Buy your copy: Kindle
My rating: 3 of 5 stars
“Flying saucers do not land in country parks. They are not piloted by Englishmen. They do not bear nameplates saying "HAWKER SIDDELEY AVIATION." And they are never, ever filled with smuggled catering packs of Monster Munch.
Britain has had a top secret colony in space for decades. Unfortunately, the colony has grown tired of being run by the mother country - and the mother country has decided it's time to send in the troops. Between these two sides are Anthony Stevens and Cleopatra Shakespeare, abducted from England and hurled into a war between Britain, America, and the newly, fiercely independent United States of the Zodiac.
Where is the mysterious hidden colony of Gondolin? How did the United States of America come to have interstellar spacecraft in the 1950s? And who or what is Truman J. Slughound the Third? Find out in a story guaranteed to contain colour-changing aliens, Godless communists from Altair, rednecks from Barnard's Star, space fighters, rocket pistols, death by ecstasy, very bad hair, and more explosions than you can shake a stick at” GoodReads’ blurb
This is a short book, so I’m going with a short review this time.
I went into this book hoping to love it, because the whole concept sounded so funny and original, but unfortunately I’m feeling quite puzzled after reading it.
I believe my issue is that I can’t seem to pinpoint the target audience for this book. This seems a very small thing, but in truth it’s quite important, I think, and the fact that this is unclear detracts a lot from the experience.
On the one hand, the book is humorous. It’s all about a couple of kids who get involved in a convoluted space war, with Russians and rednecks and Furby’s thrown in for good measure. That’s where my high expectations came from, and the concept seems to be good for all-age geeky readers.
Then, the characters have accents so thick that at times it gets uncomfortable to follow – I mean, one character who speaks weird is great, but the whole secondary cast sounds a bit too much. Still, no big deal.

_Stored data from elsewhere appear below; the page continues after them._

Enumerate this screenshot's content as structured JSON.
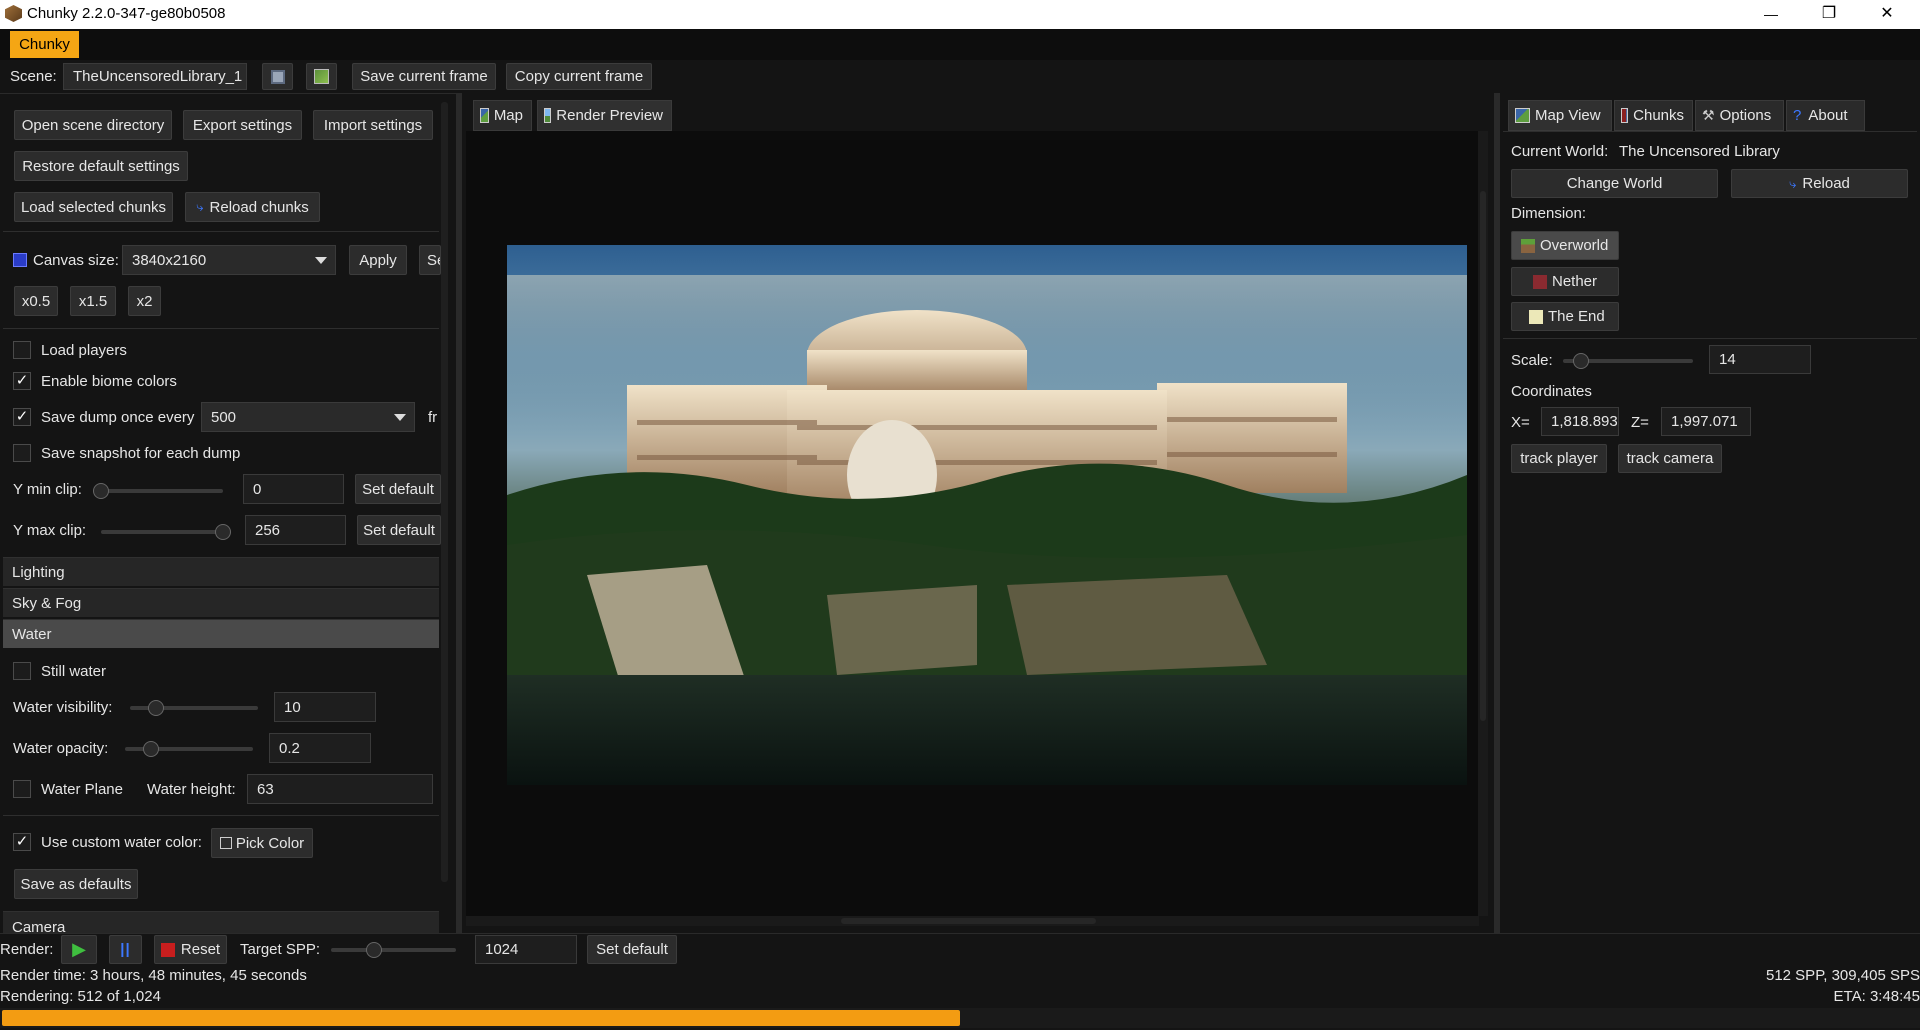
{
  "window": {
    "title": "Chunky 2.2.0-347-ge80b0508",
    "minimize_glyph": "—",
    "restore_glyph": "❐",
    "close_glyph": "✕"
  },
  "menu": {
    "chunky": "Chunky"
  },
  "toolbar": {
    "scene_label": "Scene:",
    "scene_name": "TheUncensoredLibrary_1",
    "save_current_frame": "Save current frame",
    "copy_current_frame": "Copy current frame"
  },
  "left": {
    "open_scene_directory": "Open scene directory",
    "export_settings": "Export settings",
    "import_settings": "Import settings",
    "restore_default_settings": "Restore default settings",
    "load_selected_chunks": "Load selected chunks",
    "reload_chunks": "Reload chunks",
    "canvas_size_label": "Canvas size:",
    "canvas_size_value": "3840x2160",
    "apply": "Apply",
    "cut_button": "Se",
    "x05": "x0.5",
    "x15": "x1.5",
    "x2": "x2",
    "load_players": "Load players",
    "enable_biome_colors": "Enable biome colors",
    "save_dump_once_every": "Save dump once every",
    "dump_value": "500",
    "dump_unit_cut": "fr",
    "save_snapshot": "Save snapshot for each dump",
    "ymin_label": "Y min clip:",
    "ymin_value": "0",
    "ymax_label": "Y max clip:",
    "ymax_value": "256",
    "set_default": "Set default",
    "sections": {
      "lighting": "Lighting",
      "sky_fog": "Sky & Fog",
      "water": "Water",
      "camera": "Camera"
    },
    "still_water": "Still water",
    "water_visibility_label": "Water visibility:",
    "water_visibility_value": "10",
    "water_opacity_label": "Water opacity:",
    "water_opacity_value": "0.2",
    "water_plane": "Water Plane",
    "water_height_label": "Water height:",
    "water_height_value": "63",
    "use_custom_water_color": "Use custom water color:",
    "pick_color": "Pick Color",
    "save_as_defaults": "Save as defaults",
    "checkmark": "✓"
  },
  "center": {
    "tab_map": "Map",
    "tab_render_preview": "Render Preview"
  },
  "right": {
    "tabs": {
      "map_view": "Map View",
      "chunks": "Chunks",
      "options": "Options",
      "about": "About",
      "about_glyph": "?",
      "options_glyph": "⚒"
    },
    "current_world_label": "Current World:",
    "current_world_value": "The Uncensored Library",
    "change_world": "Change World",
    "reload": "Reload",
    "dimension_label": "Dimension:",
    "overworld": "Overworld",
    "nether": "Nether",
    "the_end": "The End",
    "scale_label": "Scale:",
    "scale_value": "14",
    "coordinates_label": "Coordinates",
    "x_label": "X=",
    "x_value": "1,818.893",
    "z_label": "Z=",
    "z_value": "1,997.071",
    "track_player": "track player",
    "track_camera": "track camera"
  },
  "bottom": {
    "render_label": "Render:",
    "play_glyph": "▶",
    "pause_glyph": "||",
    "reset": "Reset",
    "target_spp_label": "Target SPP:",
    "target_spp_value": "1024",
    "set_default": "Set default",
    "render_time": "Render time: 3 hours, 48 minutes, 45 seconds",
    "rendering_progress": "Rendering: 512 of 1,024",
    "spp_sps": "512 SPP, 309,405 SPS",
    "eta": "ETA: 3:48:45",
    "progress_fraction": 0.5
  },
  "colors": {
    "accent": "#f5a614",
    "progress": "#f39c12",
    "play_green": "#3fbf3f",
    "reset_red": "#c81e1e",
    "reload_blue": "#3c78ff"
  }
}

What could be a big deal, though, is the word-choice. The kids (which seem really young at first and slightly older later) use a number of words that I’m fairly sure a kid from their environment wouldn’t use. For me, this was not just a matter of characterization – it was also a defining matter, because younger readers would get easily distracted or confused once you get started on the technicalities of fuselage. Anyway, the only real issue with this would be the target age: we’d assume that the book is intended for an older audience, and we’d probably be right.
I don’t think the younger kids would be able to appreciate the cultural British/American and Cold War jokes that make up the driving force of the plot anyway.

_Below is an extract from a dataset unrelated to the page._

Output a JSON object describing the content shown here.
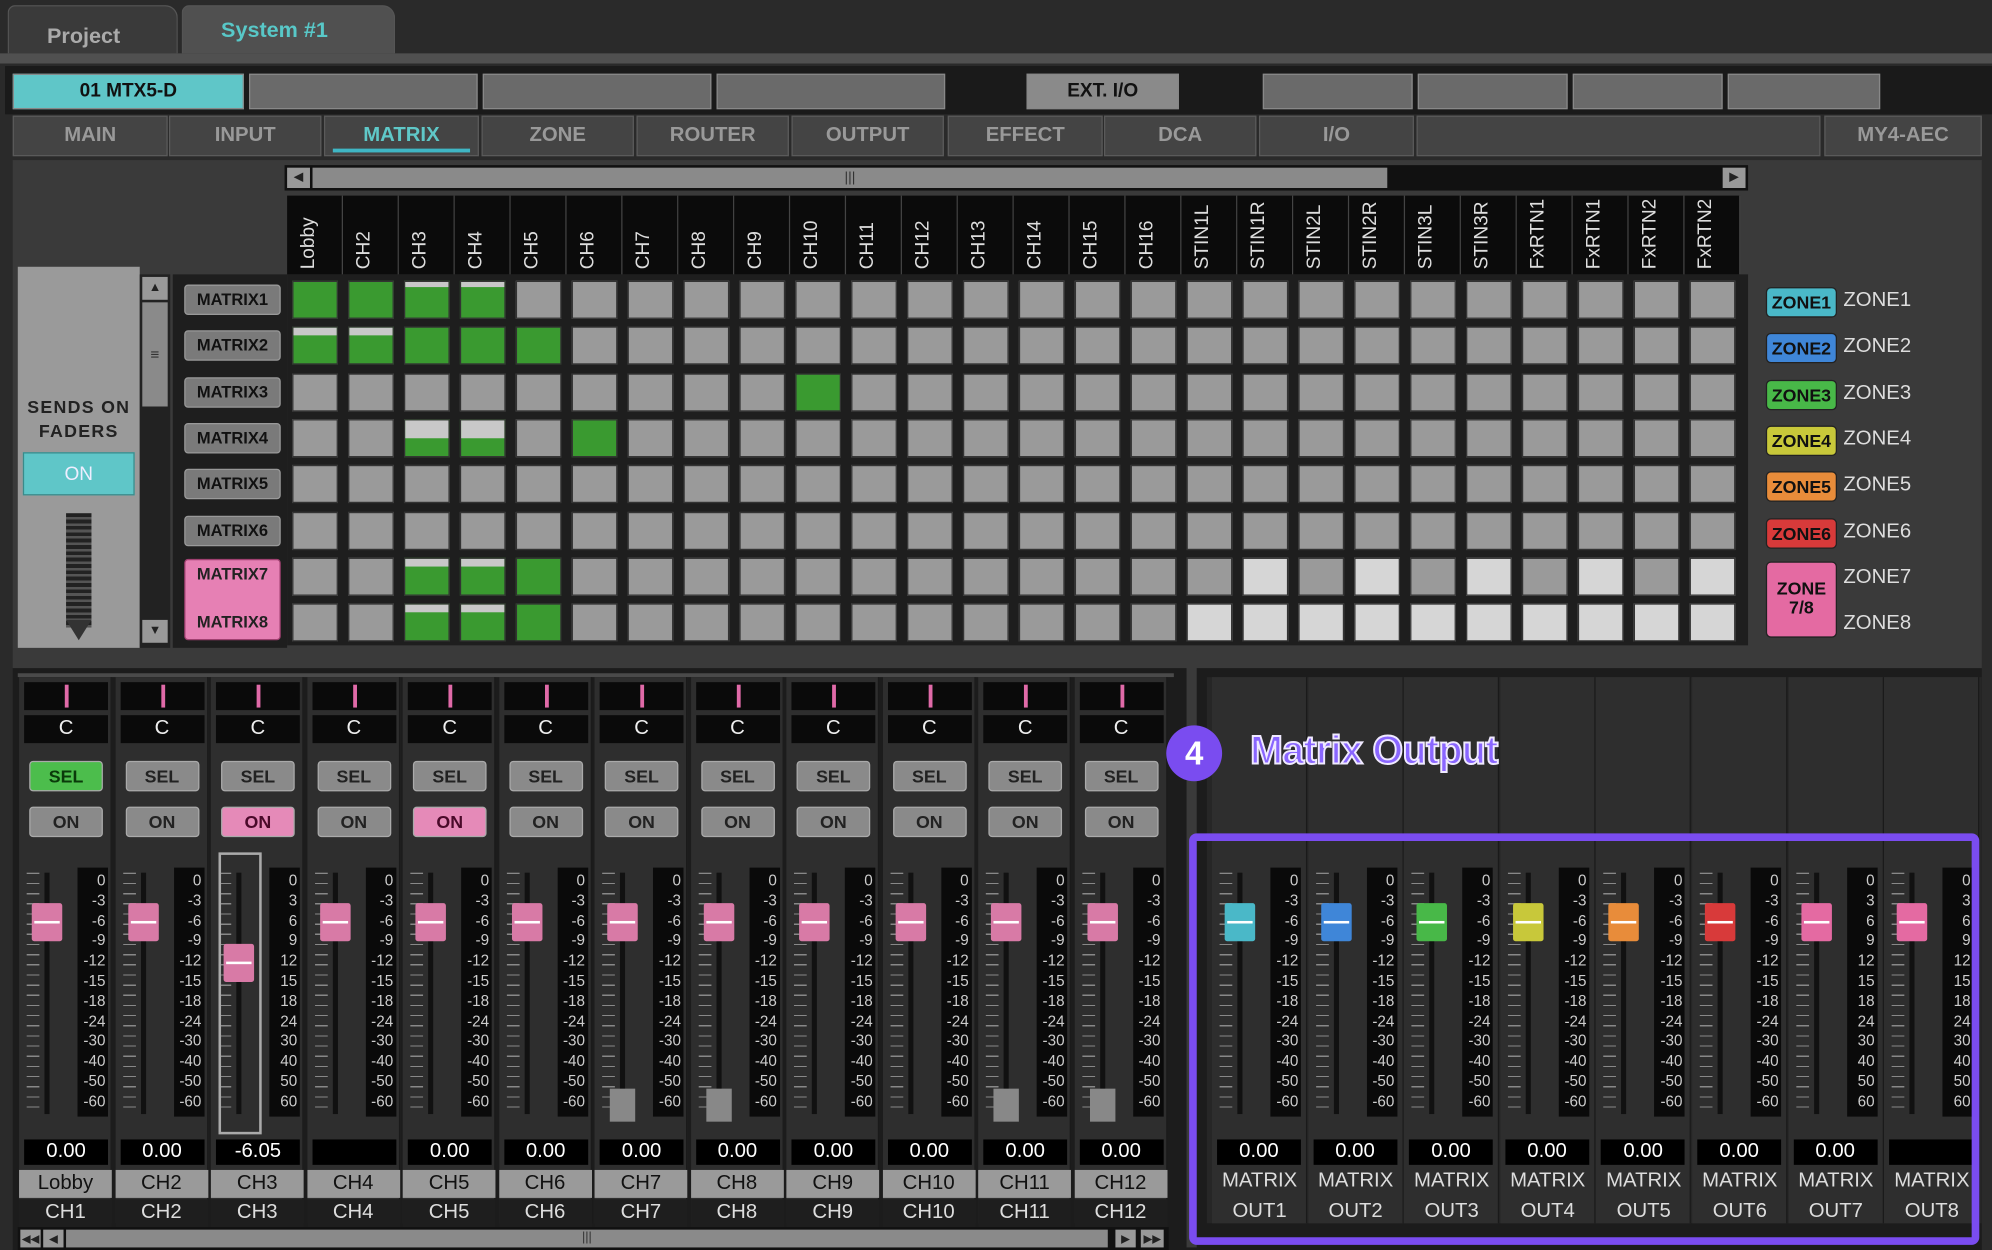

Unfortunately, if it’s for older readers, I’m finding the storyline too straightforward. The characters too closely resembling cartoons. The style too dry.
Of course, that’s a matter of personal taste. In a purely satire-slash-comedy manner, I guess the above things are all acceptable. Only, I kind of expected more – with comedy elements, of course, but more. And I’m usually a fan of British stiff-upper-lip humor, but this time around most of the scenes failed to deliver.
Except the Furby ones. Those were great, specially if you’ve owned one of those furry evil contraptions.
All in all, then, Saucerers and Gondoliers is a satire that will please an older audience who enjoy humor based on cultural and social references. I don’t think kids will really “get” it, and there’s a number of readers I know who wouldn’t find the punch line in the stereotypes either. So, yeah, an entertaining read... To be chosen with caution, I guess.